Gastrointestinal tract is the most common extranodal site of involvement by non-Hodgkin’s lymphoma (NHL). Primary lymphomas of the small intestine are relatively rare and account for 4%-12% of all NHLs and 19%-38% of small bowel malignancies[13]. In the present study, duodenal lymphomas accounted for 21.8% all duodenal tumors. Recently reports have emerged about the increasing frequency of primary MALT lymphomas in the small intestine and it is proposed that small intestinal MALTs are of gastric origin due to the probable role of H pylori. In this review of duodenal tumors, only two cases were of MALT lymphomas, the remaining were of diffuse large B cell type and T cell lymphomas. It was reported that intestinal T cell lymphomas are more common in small intestine and a term “enteropathy associated T-cell lymphoma” (EATL) has been introduced based upon their existence in coelic disease[14]. However, no such association was seen in our cases. Histopathological examination and exact immunophenotyping of NHLs based on WHO classification are important from the prognosis point of view as T cell lymphomas have poor prognosis as compared to B cell lymphomas. MALT lymphomas in B cell group have a better prognosis.

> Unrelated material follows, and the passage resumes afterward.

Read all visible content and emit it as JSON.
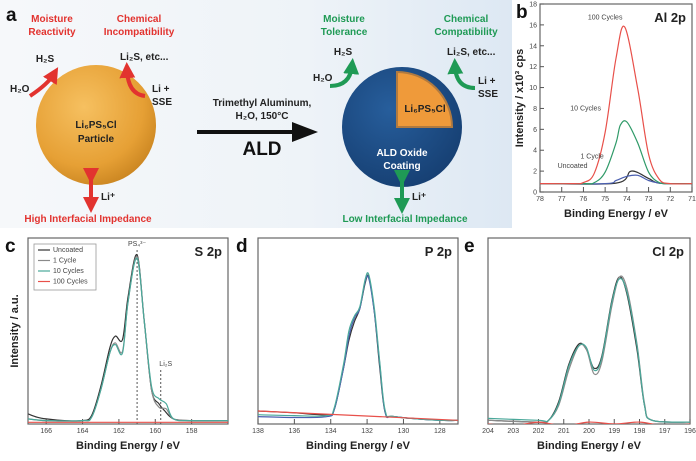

Duodenal neuroendocrine tumors (NETs) comprise 2%-3% of all gastrointestinal endocrine tumors including gastrinoma, somatostatinoma, nonfunctional NET, and poorly-differentiated NE carcinoma and their frequency is increasing[15]. Although the majority of these tumors are nonfunctional, they can cause Zollinger-Ellison syndrome and other clinical hormonal syndromes. Gastrinomas defined as gastrin secreting tumors are associated with Zollinger-Ellison syndrome (ZES) and hereditary gastrinomas, which are associated with endocrine neoplasia type 1 (MEN1) syndrome. In the present study, there was only one case of gastrinoma associated with parathyroid and adrenal hyperplasia.
In conclusion, although non-ampullary/periampullary duodenal adenocarcinomas are rare, they constitute the largest group. Histopathological examination of primary duodenal tumors is important for the correct histological subtyping of these tumors and collecting prognostic information which influences the management.